With an eye to the future, he said the approach he suggested will “ensure the best possible use of Federal resources” to both expand access to those in need and make sure that the networks being built will “last for decades.”

However, funding broadband expansion isn’t enough, if the Federal government wants to close the digital divide, Matt Dunne, founder and executive director of the Center on Rural Innovation, said the government needs to ensure that a trained workforce is in place. Dunne said that building out universal fiber broadband would require 250,000 new jobs and added that “doesn’t even count the number of jobs that wireless deployments, like 5G, would require on top of that.” While that may seem a daunting obstacle, Dunne argued that it’s actually a silver lining – expanding the broadband workforce would create well-compensated careers that would exist well beyond the initial period of infrastructure investment.

“This moment deserves a massive investment in apprenticeships and partnerships with tech schools and community colleges to ensure we’re building the workforce to realize the vision,” he said.

Amid the COVID-19 pandemic, which saw a radical shift to distance learning, telework, and telehealth, the Federal government has allowed for the FCC to increase temporary broadband discounts and subsidies to low-income households. Joi Olivia Chaney, senior vice president of Policy and Advocacy and executive director of the Washington Bureau at the National Urban League, said Congress should provide funding to make roll-out permanent programs.

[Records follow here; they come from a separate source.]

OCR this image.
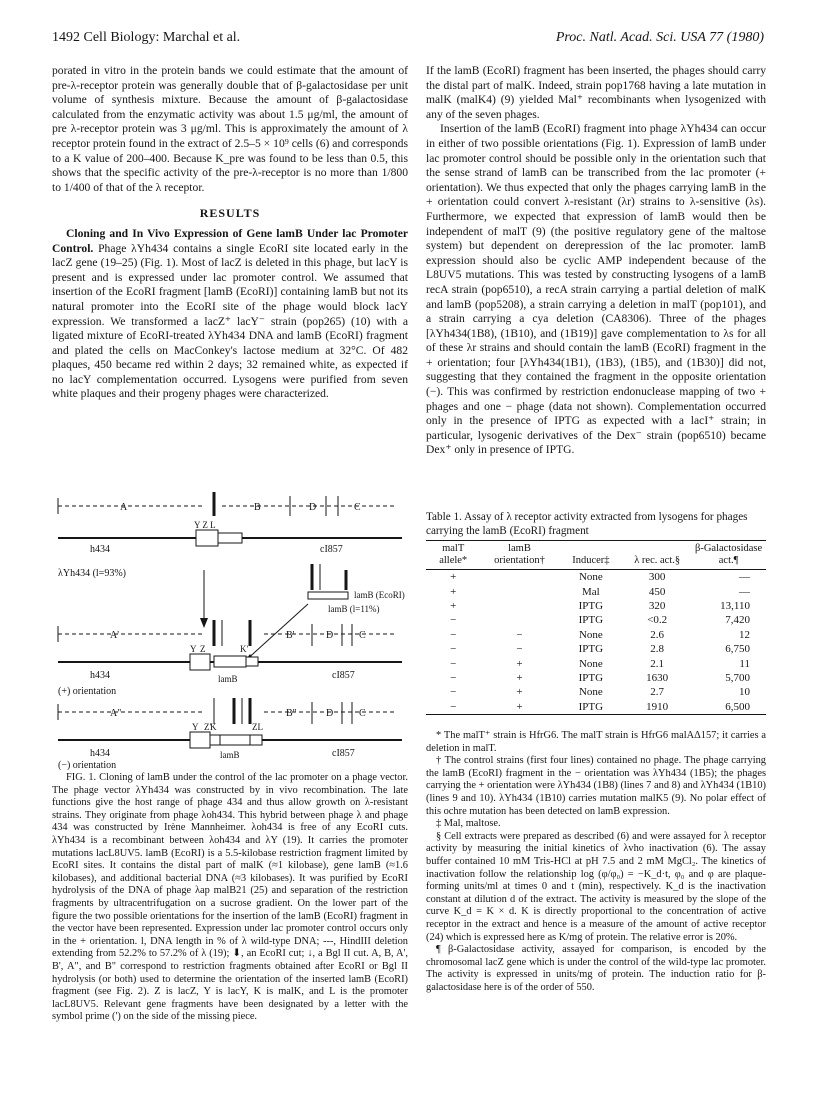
1492 Cell Biology: Marchal et al.	Proc. Natl. Acad. Sci. USA 77 (1980)

porated in vitro in the protein bands we could estimate that the amount of pre-λ-receptor protein was generally double that of β-galactosidase per unit volume of synthesis mixture. Because the amount of β-galactosidase calculated from the enzymatic activity was about 1.5 μg/ml, the amount of pre λ-receptor protein was 3 μg/ml. This is approximately the amount of λ receptor protein found in the extract of 2.5–5 × 10⁹ cells (6) and corresponds to a K value of 200–400. Because K_pre was found to be less than 0.5, this shows that the specific activity of the pre-λ-receptor is no more than 1/800 to 1/400 of that of the λ receptor.

RESULTS

Cloning and In Vivo Expression of Gene lamB Under lac Promoter Control. Phage λYh434 contains a single EcoRI site located early in the lacZ gene (19–25) (Fig. 1). Most of lacZ is deleted in this phage, but lacY is present and is expressed under lac promoter control. We assumed that insertion of the EcoRI fragment [lamB (EcoRI)] containing lamB but not its natural promoter into the EcoRI site of the phage would block lacY expression. We transformed a lacZ⁺ lacY⁻ strain (pop265) (10) with a ligated mixture of EcoRI-treated λYh434 DNA and lamB (EcoRI) fragment and plated the cells on MacConkey's lactose medium at 32°C. Of 482 plaques, 450 became red within 2 days; 32 remained white, as expected if no lacY complementation occurred. Lysogens were purified from seven white plaques and their progeny phages were characterized.

A	B	D	C
Y Z L
h434	cI857
λYh434 (l=93%)
lamB (EcoRI)
lamB (l=11%)
A'	B'	D	C
Y Z	K'
lamB
h434	cI857
(+) orientation
A"	B"	D	C
Y Z'
K	ZL
lamB
h434	cI857
(−) orientation

FIG. 1. Cloning of lamB under the control of the lac promoter on a phage vector. The phage vector λYh434 was constructed by in vivo recombination. The late functions give the host range of phage 434 and thus allow growth on λ-resistant strains. They originate from phage λoh434. This hybrid between phage λ and phage 434 was constructed by Irène Mannheimer. λoh434 is free of any EcoRI cuts. λYh434 is a recombinant between λoh434 and λY (19). It carries the promoter mutations lacL8UV5. lamB (EcoRI) is a 5.5-kilobase restriction fragment limited by EcoRI sites. It contains the distal part of malK (≈1 kilobase), gene lamB (≈1.6 kilobases), and additional bacterial DNA (≈3 kilobases). It was purified by EcoRI hydrolysis of the DNA of phage λap malB21 (25) and separation of the restriction fragments by ultracentrifugation on a sucrose gradient. On the lower part of the figure the two possible orientations for the insertion of the lamB (EcoRI) fragment in the vector have been represented. Expression under lac promoter control occurs only in the + orientation. l, DNA length in % of λ wild-type DNA; ---, HindIII deletion extending from 52.2% to 57.2% of λ (19); ⬇, an EcoRI cut; ↓, a Bgl II cut. A, B, A', B', A", and B" correspond to restriction fragments obtained after EcoRI or Bgl II hydrolysis (or both) used to determine the orientation of the inserted lamB (EcoRI) fragment (see Fig. 2). Z is lacZ, Y is lacY, K is malK, and L is the promoter lacL8UV5. Relevant gene fragments have been designated by a letter with the symbol prime (') on the side of the missing piece.

If the lamB (EcoRI) fragment has been inserted, the phages should carry the distal part of malK. Indeed, strain pop1768 having a late mutation in malK (malK4) (9) yielded Mal⁺ recombinants when lysogenized with any of the seven phages.

Insertion of the lamB (EcoRI) fragment into phage λYh434 can occur in either of two possible orientations (Fig. 1). Expression of lamB under lac promoter control should be possible only in the orientation such that the sense strand of lamB can be transcribed from the lac promoter (+ orientation). We thus expected that only the phages carrying lamB in the + orientation could convert λ-resistant (λr) strains to λ-sensitive (λs). Furthermore, we expected that expression of lamB would then be independent of malT (9) (the positive regulatory gene of the maltose system) but dependent on derepression of the lac promoter. lamB expression should also be cyclic AMP independent because of the L8UV5 mutations. This was tested by constructing lysogens of a lamB recA strain (pop6510), a recA strain carrying a partial deletion of malK and lamB (pop5208), a strain carrying a deletion in malT (pop101), and a strain carrying a cya deletion (CA8306). Three of the phages [λYh434(1B8), (1B10), and (1B19)] gave complementation to λs for all of these λr strains and should contain the lamB (EcoRI) fragment in the + orientation; four [λYh434(1B1), (1B3), (1B5), and (1B30)] did not, suggesting that they contained the fragment in the opposite orientation (−). This was confirmed by restriction endonuclease mapping of two + phages and one − phage (data not shown). Complementation occurred only in the presence of IPTG as expected with a lacI⁺ strain; in particular, lysogenic derivatives of the Dex⁻ strain (pop6510) became Dex⁺ only in presence of IPTG.

Table 1. Assay of λ receptor activity extracted from lysogens for phages carrying the lamB (EcoRI) fragment
malT allele*	lamB orientation†	Inducer‡	λ rec. act.§	β-Galactosidase act.¶
+		None	300	—
+		Mal	450	—
+		IPTG	320	13,110
−		IPTG	<0.2	7,420
−	−	None	2.6	12
−	−	IPTG	2.8	6,750
−	+	None	2.1	11
−	+	IPTG	1630	5,700
−	+	None	2.7	10
−	+	IPTG	1910	6,500

* The malT⁺ strain is HfrG6. The malT strain is HfrG6 malAΔ157; it carries a deletion in malT.

† The control strains (first four lines) contained no phage. The phage carrying the lamB (EcoRI) fragment in the − orientation was λYh434 (1B5); the phages carrying the + orientation were λYh434 (1B8) (lines 7 and 8) and λYh434 (1B10) (lines 9 and 10). λYh434 (1B10) carries mutation malK5 (9). No polar effect of this ochre mutation has been detected on lamB expression.

‡ Mal, maltose.

§ Cell extracts were prepared as described (6) and were assayed for λ receptor activity by measuring the initial kinetics of λvho inactivation (6). The assay buffer contained 10 mM Tris-HCl at pH 7.5 and 2 mM MgCl₂. The kinetics of inactivation follow the relationship log (φ/φ₀) = −K_d·t, φ₀ and φ are plaque-forming units/ml at times 0 and t (min), respectively. K_d is the inactivation constant at dilution d of the extract. The activity is measured by the slope of the curve K_d = K × d. K is directly proportional to the concentration of active receptor in the extract and hence is a measure of the amount of active receptor (24) which is expressed here as K/mg of protein. The relative error is 20%.

¶ β-Galactosidase activity, assayed for comparison, is encoded by the chromosomal lacZ gene which is under the control of the wild-type lac promoter. The activity is expressed in units/mg of protein. The induction ratio for β-galactosidase here is of the order of 550.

“We need to fund a program that will provide long-term, sustainable support for the poorest Americans,” she said. She added that a permanent program needs to set minimum service standards that are re-evaluated and adjusted regularly to remain current with connectivity needs. While she acknowledged that Federal funding is needed in the beginning so “the neediest in our society won’t have to wait,” she said that “industry [needs] to put skin in the game.” She suggested a Digital Equity Fund which could serve as the repository of contributions, including from spectrum auction proceeds.

In addition to funding, witnesses agreed that Congress needs to ensure the FCC is providing “accurate and validated data.”

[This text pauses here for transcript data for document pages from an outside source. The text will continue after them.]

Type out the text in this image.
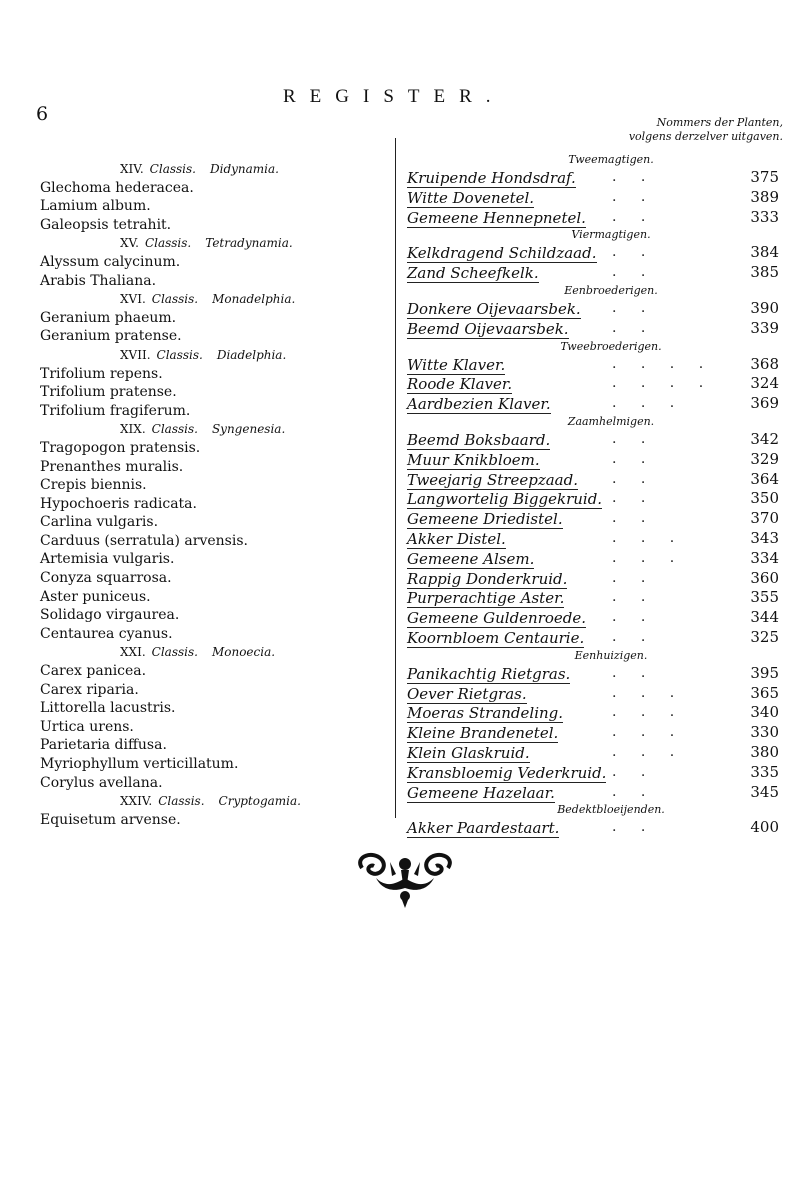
6
REGISTER.
Nommers der Planten,
volgens derzelver uitgaven.
XIV. Classis. Didynamia.
Glechoma hederacea.
Lamium album.
Galeopsis tetrahit.
XV. Classis. Tetradynamia.
Alyssum calycinum.
Arabis Thaliana.
XVI. Classis. Monadelphia.
Geranium phaeum.
Geranium pratense.
XVII. Classis. Diadelphia.
Trifolium repens.
Trifolium pratense.
Trifolium fragiferum.
XIX. Classis. Syngenesia.
Tragopogon pratensis.
Prenanthes muralis.
Crepis biennis.
Hypochoeris radicata.
Carlina vulgaris.
Carduus (serratula) arvensis.
Artemisia vulgaris.
Conyza squarrosa.
Aster puniceus.
Solidago virgaurea.
Centaurea cyanus.
XXI. Classis. Monoecia.
Carex panicea.
Carex riparia.
Littorella lacustris.
Urtica urens.
Parietaria diffusa.
Myriophyllum verticillatum.
Corylus avellana.
XXIV. Classis. Cryptogamia.
Equisetum arvense.
Tweemagtigen.
Kruipende Hondsdraf.	. .	375
Witte Dovenetel.	. .	389
Gemeene Hennepnetel. . .	333
Viermagtigen.
Kelkdragend Schildzaad. . .	384
Zand Scheefkelk.	. .	385
Eenbroederigen.
Donkere Oijevaarsbek. . .	390
Beemd Oijevaarsbek.	. .	339
Tweebroederigen.
Witte Klaver.	. . . . 368
Roode Klaver.	. . . . 324
Aardbezien Klaver.	. . .	369
Zaamhelmigen.
Beemd Boksbaard.	. .	342
Muur Knikbloem.	. .	329
Tweejarig Streepzaad. . .	364
Langwortelig Biggekruid. . .	350
Gemeene Driedistel.	. .	370
Akker Distel.	. . .	343
Gemeene Alsem.	. . .	334
Rappig Donderkruid.	. .	360
Purperachtige Aster.	. .	355
Gemeene Guldenroede. . .	344
Koornbloem Centaurie. . .	325
Eenhuizigen.
Panikachtig Rietgras.	. .	395
Oever Rietgras.	. . .	365
Moeras Strandeling.	. . .	340
Kleine Brandenetel.	. . .	330
Klein Glaskruid.	. . .	380
Kransbloemig Vederkruid. . .	335
Gemeene Hazelaar.	. .	345
Bedektbloeijenden.
Akker Paardestaart.	. .	400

“It has long been documented that the Federal Communication Commission’s maps are bad,” Dunne bluntly said. “Most of the time, they overstate broadband coverage, but sometimes they also significantly understate coverage as well. Individual states with a fraction of the resources of the FCC have managed to get accurate data and … have demonstrated how absurdly wrong the FCC data is.”

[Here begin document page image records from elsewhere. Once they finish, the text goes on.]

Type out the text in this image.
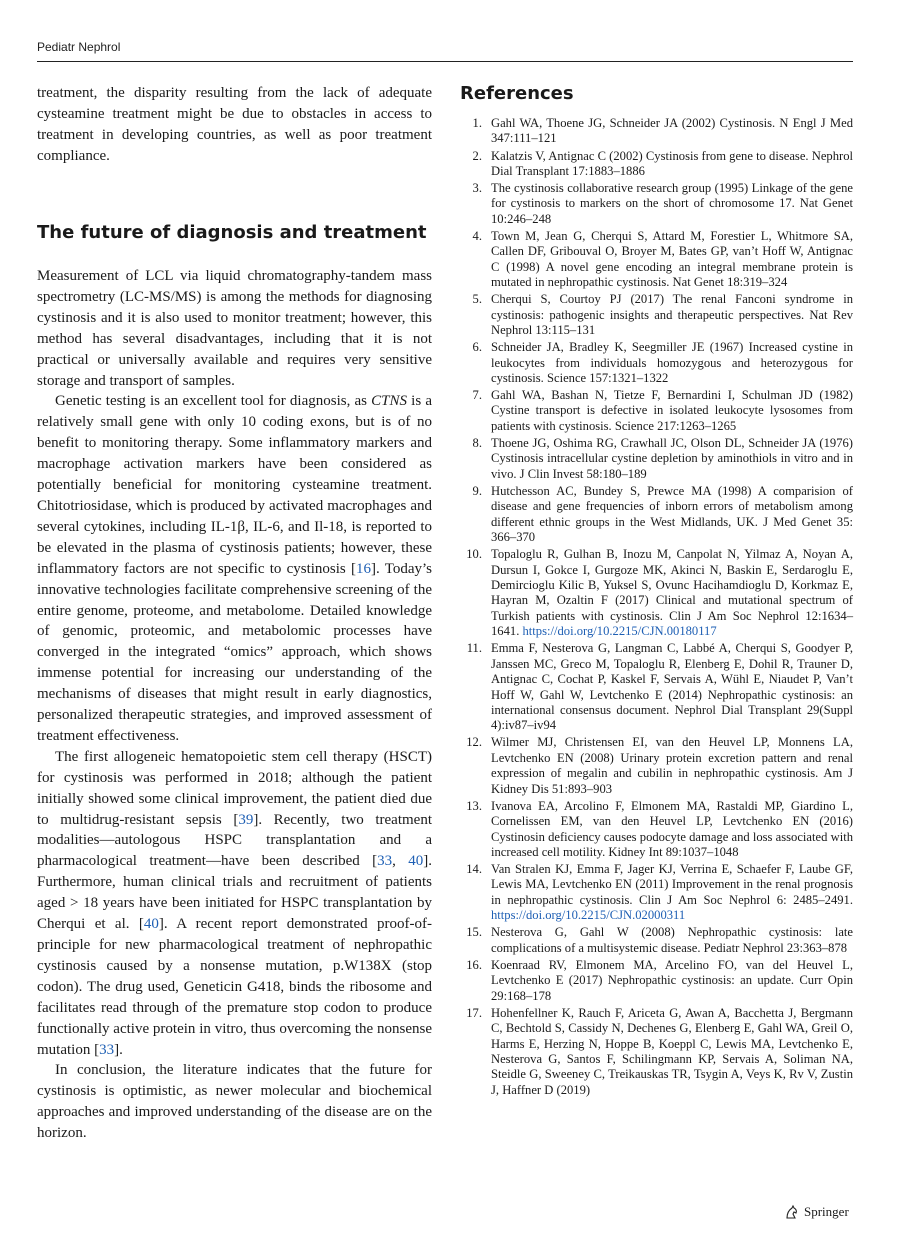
Pediatr Nephrol

treatment, the disparity resulting from the lack of adequate cysteamine treatment might be due to obstacles in access to treatment in developing countries, as well as poor treatment compliance.

The future of diagnosis and treatment

Measurement of LCL via liquid chromatography-tandem mass spectrometry (LC-MS/MS) is among the methods for diagnosing cystinosis and it is also used to monitor treatment; however, this method has several disadvantages, including that it is not practical or universally available and requires very sensitive storage and transport of samples.

Genetic testing is an excellent tool for diagnosis, as CTNS is a relatively small gene with only 10 coding exons, but is of no benefit to monitoring therapy. Some inflammatory markers and macrophage activation markers have been considered as potentially beneficial for monitoring cysteamine treatment. Chitotriosidase, which is produced by activated macrophages and several cytokines, including IL-1β, IL-6, and Il-18, is reported to be elevated in the plasma of cystinosis patients; however, these inflammatory factors are not specific to cystinosis [16]. Today’s innovative technologies facilitate comprehensive screening of the entire genome, proteome, and metabolome. Detailed knowledge of genomic, proteomic, and metabolomic processes have converged in the integrated “omics” approach, which shows immense potential for increasing our understanding of the mechanisms of diseases that might result in early diagnostics, personalized therapeutic strategies, and improved assessment of treatment effectiveness.

The first allogeneic hematopoietic stem cell therapy (HSCT) for cystinosis was performed in 2018; although the patient initially showed some clinical improvement, the patient died due to multidrug-resistant sepsis [39]. Recently, two treatment modalities—autologous HSPC transplantation and a pharmacological treatment—have been described [33, 40]. Furthermore, human clinical trials and recruitment of patients aged > 18 years have been initiated for HSPC transplantation by Cherqui et al. [40]. A recent report demonstrated proof-of-principle for new pharmacological treatment of nephropathic cystinosis caused by a nonsense mutation, p.W138X (stop codon). The drug used, Geneticin G418, binds the ribosome and facilitates read through of the premature stop codon to produce functionally active protein in vitro, thus overcoming the nonsense mutation [33].

In conclusion, the literature indicates that the future for cystinosis is optimistic, as newer molecular and biochemical approaches and improved understanding of the disease are on the horizon.

References
1. Gahl WA, Thoene JG, Schneider JA (2002) Cystinosis. N Engl J Med 347:111–121
2. Kalatzis V, Antignac C (2002) Cystinosis from gene to disease. Nephrol Dial Transplant 17:1883–1886
3. The cystinosis collaborative research group (1995) Linkage of the gene for cystinosis to markers on the short of chromosome 17. Nat Genet 10:246–248
4. Town M, Jean G, Cherqui S, Attard M, Forestier L, Whitmore SA, Callen DF, Gribouval O, Broyer M, Bates GP, van’t Hoff W, Antignac C (1998) A novel gene encoding an integral membrane protein is mutated in nephropathic cystinosis. Nat Genet 18:319–324
5. Cherqui S, Courtoy PJ (2017) The renal Fanconi syndrome in cystinosis: pathogenic insights and therapeutic perspectives. Nat Rev Nephrol 13:115–131
6. Schneider JA, Bradley K, Seegmiller JE (1967) Increased cystine in leukocytes from individuals homozygous and heterozygous for cystinosis. Science 157:1321–1322
7. Gahl WA, Bashan N, Tietze F, Bernardini I, Schulman JD (1982) Cystine transport is defective in isolated leukocyte lysosomes from patients with cystinosis. Science 217:1263–1265
8. Thoene JG, Oshima RG, Crawhall JC, Olson DL, Schneider JA (1976) Cystinosis intracellular cystine depletion by aminothiols in vitro and in vivo. J Clin Invest 58:180–189
9. Hutchesson AC, Bundey S, Prewce MA (1998) A comparision of disease and gene frequencies of inborn errors of metabolism among different ethnic groups in the West Midlands, UK. J Med Genet 35: 366–370
10. Topaloglu R, Gulhan B, Inozu M, Canpolat N, Yilmaz A, Noyan A, Dursun I, Gokce I, Gurgoze MK, Akinci N, Baskin E, Serdaroglu E, Demircioglu Kilic B, Yuksel S, Ovunc Hacihamdioglu D, Korkmaz E, Hayran M, Ozaltin F (2017) Clinical and mutational spectrum of Turkish patients with cystinosis. Clin J Am Soc Nephrol 12:1634–1641. https://doi.org/10.2215/CJN.00180117
11. Emma F, Nesterova G, Langman C, Labbé A, Cherqui S, Goodyer P, Janssen MC, Greco M, Topaloglu R, Elenberg E, Dohil R, Trauner D, Antignac C, Cochat P, Kaskel F, Servais A, Wühl E, Niaudet P, Van’t Hoff W, Gahl W, Levtchenko E (2014) Nephropathic cystinosis: an international consensus document. Nephrol Dial Transplant 29(Suppl 4):iv87–iv94
12. Wilmer MJ, Christensen EI, van den Heuvel LP, Monnens LA, Levtchenko EN (2008) Urinary protein excretion pattern and renal expression of megalin and cubilin in nephropathic cystinosis. Am J Kidney Dis 51:893–903
13. Ivanova EA, Arcolino F, Elmonem MA, Rastaldi MP, Giardino L, Cornelissen EM, van den Heuvel LP, Levtchenko EN (2016) Cystinosin deficiency causes podocyte damage and loss associated with increased cell motility. Kidney Int 89:1037–1048
14. Van Stralen KJ, Emma F, Jager KJ, Verrina E, Schaefer F, Laube GF, Lewis MA, Levtchenko EN (2011) Improvement in the renal prognosis in nephropathic cystinosis. Clin J Am Soc Nephrol 6: 2485–2491. https://doi.org/10.2215/CJN.02000311
15. Nesterova G, Gahl W (2008) Nephropathic cystinosis: late complications of a multisystemic disease. Pediatr Nephrol 23:363–878
16. Koenraad RV, Elmonem MA, Arcelino FO, van del Heuvel L, Levtchenko E (2017) Nephropathic cystinosis: an update. Curr Opin 29:168–178
17. Hohenfellner K, Rauch F, Ariceta G, Awan A, Bacchetta J, Bergmann C, Bechtold S, Cassidy N, Dechenes G, Elenberg E, Gahl WA, Greil O, Harms E, Herzing N, Hoppe B, Koeppl C, Lewis MA, Levtchenko E, Nesterova G, Santos F, Schilingmann KP, Servais A, Soliman NA, Steidle G, Sweeney C, Treikauskas TR, Tsygin A, Veys K, Rv V, Zustin J, Haffner D (2019)
Springer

He also explained that data is collected at the census-block level, which “allows coverage to be inflated and means more locations are considered covered than actually are.” Additionally, he said providers have “historically reported false data with impunity.” He asked Congress to create a penalty if providers send the FCC inaccurate information, as well as a mechanism to spot-check or verify that information.

While quite a bit of the hearing focused on rural broadband expansion, Chaney addressed the importance of urban expansion. Further, she argued that the approaches to rural and urban expansion cannot be the same.

“We also have to be careful not to fall into the old traps of aggressively solving for one community’s problem – a community that is racially diverse but predominantly white, while relying on hope and market principles to solve for another community’s problem – a community that is also racially diverse but disproportionately composed of people of color and those earning lower incomes. That would be neither equal nor equitable,” she said.

Tying back to the COVID-19 pandemic, Chaney remarked that “we apply the lessons learned from this crisis to build a more inclusive modern society.” To do so, Chaney said the United States must “make the overdue investments to achieve digital equity and inclusion, as a matter of civil rights, as a matter of human rights.”